Hydro Belize only has one customer. All the electricity it generates is sold to Belize Electricity Limited (BEL), which has a monopoly on electricity distribution in Belize. In theory, this is a good thing. You have a guaranteed buyer for your product for the next 35 years. Their contract expires in 2060.
But the bad news is that BEL has been having money problems. A lot of the other energy they buy comes from Mexico. And Mexico doesn’t play to raise their rates when demand increases. So BEL is in a lot of debt. And because of this, they are often late in paying Hydro Belize. So 2024’s low dividend was a result of getting paid late by BEL. While 2025’s high dividend is supposed to make up for that.
The other bit of context here is that the government also recently acquired a large stake in BEL from Fortis. They’ve already made management changes, and one of the priorities is to bring BEL back into profitability.

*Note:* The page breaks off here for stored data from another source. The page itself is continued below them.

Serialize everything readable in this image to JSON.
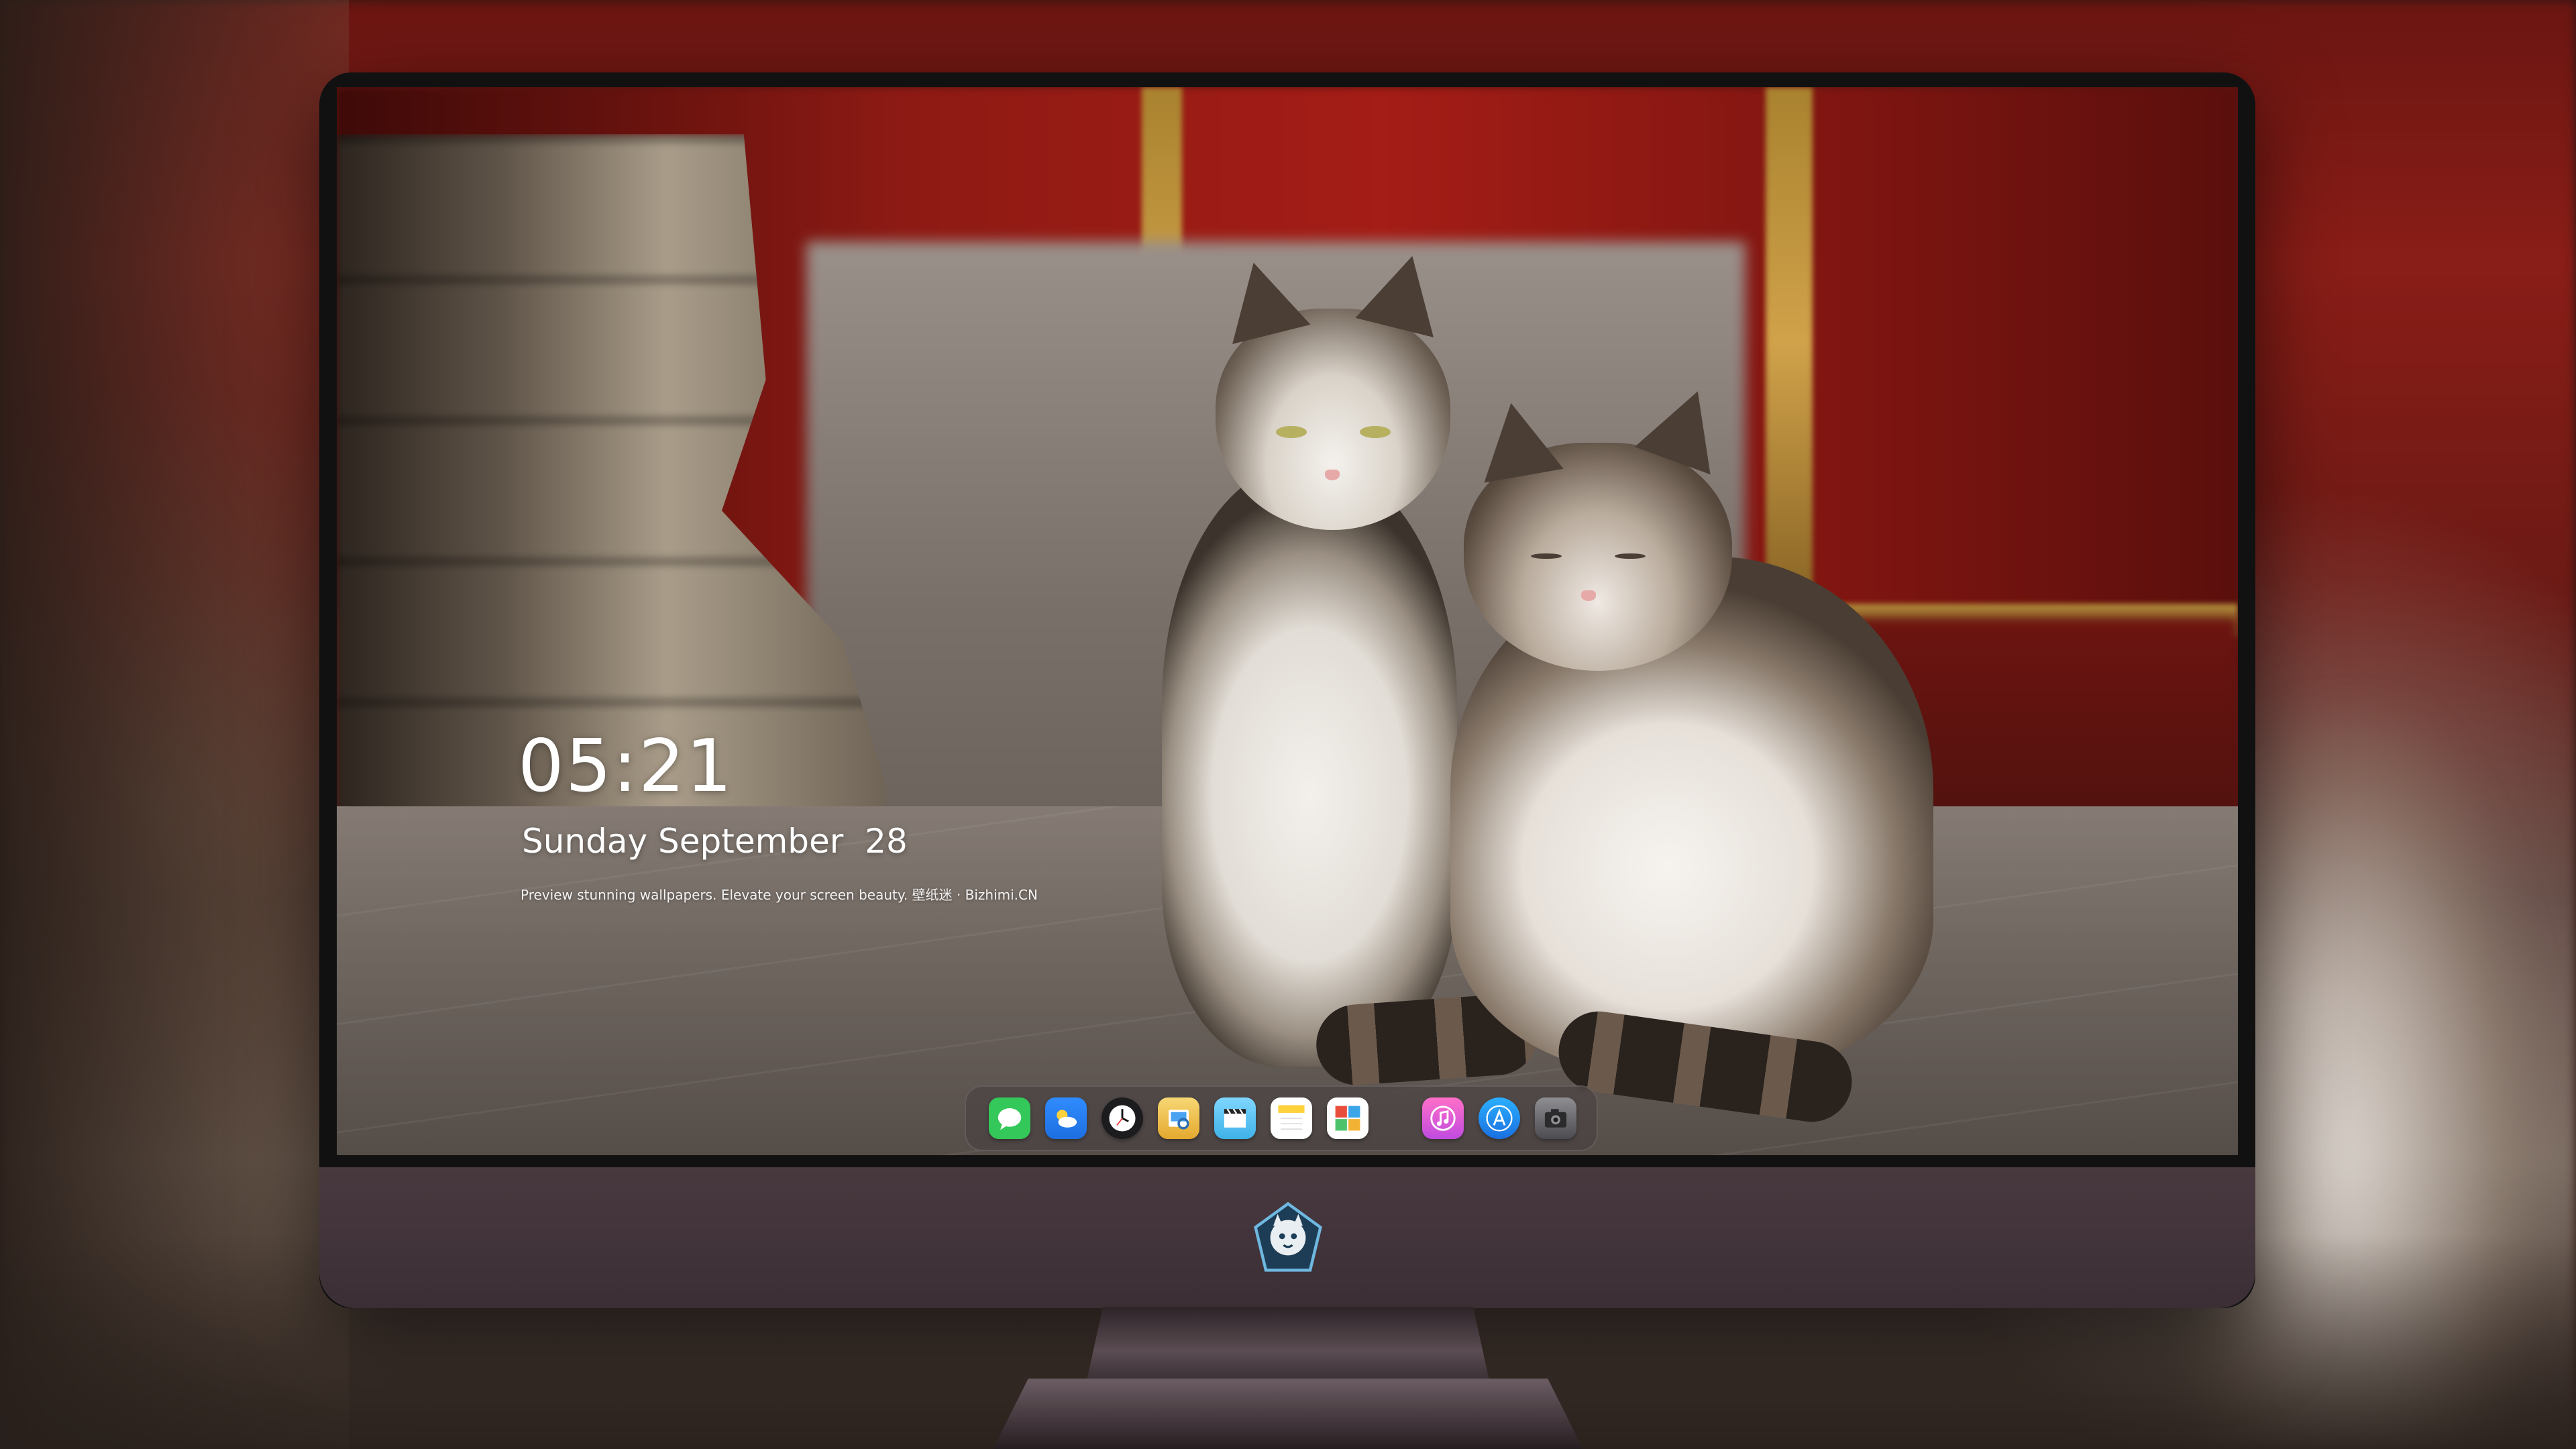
{
  "lockscreen": {
    "time": "05:21",
    "date": "Sunday September  28",
    "tagline": "Preview stunning wallpapers. Elevate your screen beauty. 壁纸迷 · Bizhimi.CN"
  },
  "dock": {
    "apps": [
      {
        "name": "messages-icon",
        "color": "#34c759"
      },
      {
        "name": "weather-icon",
        "color": "#1e8ef0"
      },
      {
        "name": "clock-icon",
        "color": "#1c1c1e"
      },
      {
        "name": "preview-icon",
        "color": "#f2c94c"
      },
      {
        "name": "video-editor-icon",
        "color": "#5ac8fa"
      },
      {
        "name": "notes-icon",
        "color": "#ffd84d"
      },
      {
        "name": "photo-booth-icon",
        "color": "#e94e3c"
      },
      {
        "name": "music-icon",
        "color": "#ff4fa2"
      },
      {
        "name": "app-store-icon",
        "color": "#1a7cf0"
      },
      {
        "name": "camera-icon",
        "color": "#6e6e73"
      }
    ]
  }
}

Another important factor is rates. Electricity rates are set by the Public Utilities Commission (PUC). However, the PUC has no authority over Hydro Belize’s rates. Those are established in a direct contract between Hydro Belize and BEL.
This contract includes an automatic 1.5% increase each year. But Prime Minister John Briceño has announced that they will be ending that provision. This is a good thing for BEL and its customers, though not necessarily a good thing for Hydro Belize shareholders, depending on how you look at it.

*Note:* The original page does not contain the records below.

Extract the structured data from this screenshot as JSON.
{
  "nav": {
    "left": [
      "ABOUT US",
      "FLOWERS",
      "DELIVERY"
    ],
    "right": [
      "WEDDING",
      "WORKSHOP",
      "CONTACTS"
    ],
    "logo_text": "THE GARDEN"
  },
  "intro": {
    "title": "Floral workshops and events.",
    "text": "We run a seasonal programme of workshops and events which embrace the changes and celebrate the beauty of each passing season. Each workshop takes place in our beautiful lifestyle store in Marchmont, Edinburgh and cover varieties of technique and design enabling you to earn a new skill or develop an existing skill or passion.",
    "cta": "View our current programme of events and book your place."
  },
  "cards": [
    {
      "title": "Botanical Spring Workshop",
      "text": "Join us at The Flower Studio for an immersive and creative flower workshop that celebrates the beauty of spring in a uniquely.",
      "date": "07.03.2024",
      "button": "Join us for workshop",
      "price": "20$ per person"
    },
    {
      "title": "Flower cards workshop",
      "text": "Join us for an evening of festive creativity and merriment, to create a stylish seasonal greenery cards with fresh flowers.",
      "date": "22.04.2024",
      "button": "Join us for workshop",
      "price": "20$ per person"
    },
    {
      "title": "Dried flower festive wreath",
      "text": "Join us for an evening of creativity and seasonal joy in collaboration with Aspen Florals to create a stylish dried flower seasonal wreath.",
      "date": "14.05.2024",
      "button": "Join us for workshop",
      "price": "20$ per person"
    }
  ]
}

It means there will be no guaranteed growth in revenue or profits; but on the other hand, it makes payments from BEL more stable, which should lead to more predictable dividend payments.
Now speaking of growth, Hydro Belize does have some plans to grow the company. They’re actually looking to venture out into solar energy. They plan to submit a proposal for a 20 megawatt solar facility, and have already submitted an expression of interest. They’re just waiting on the PUC now to send out their Request for Proposals.

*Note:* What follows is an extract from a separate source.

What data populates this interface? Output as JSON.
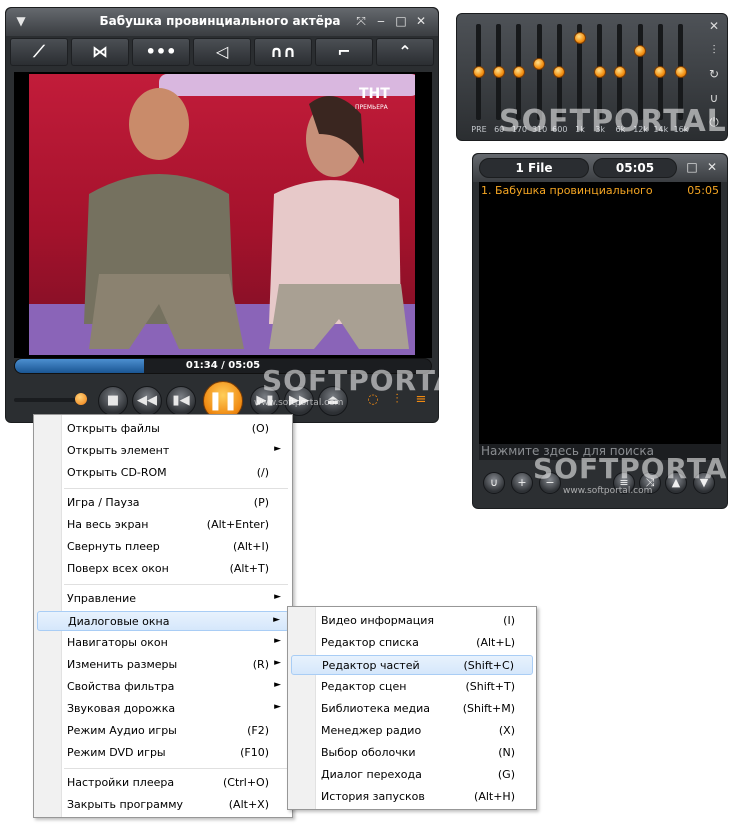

And that diversification is going to be key to the company’s future, especially considering all the challenges due to climate change. The world is getting hotter, which means droughts are becoming more frequent. Hydro Belize can’t produce electricity when the Macal River is dry, and this does represent a risk to your investment.
But overall, I do think this offer is a rare opportunity for Belizeans to invest in a highly profitable Belizean asset. Once this offer closes, it’s unlikely you’ll get another opportunity like this possibly for some years.
If you want to invest, you have until January 20, 2026 to submit your application at hydrobelize.com. Priority is being given to applicants who are seeking to purchase less than 15% of all the shares. This is to ensure that one or a few big buyers don’t swoop in and squeeze out small investors.
Non-residents can also apply; however, please note that dividends will be paid in Belizean dollars. As a country with strict foreign exchange controls, it will be on you to get the requisite permission from the Central Bank in order to repatriate your dividends abroad.
Once again, the share price is just BZ$29 per share, and you can buy as little as just one share.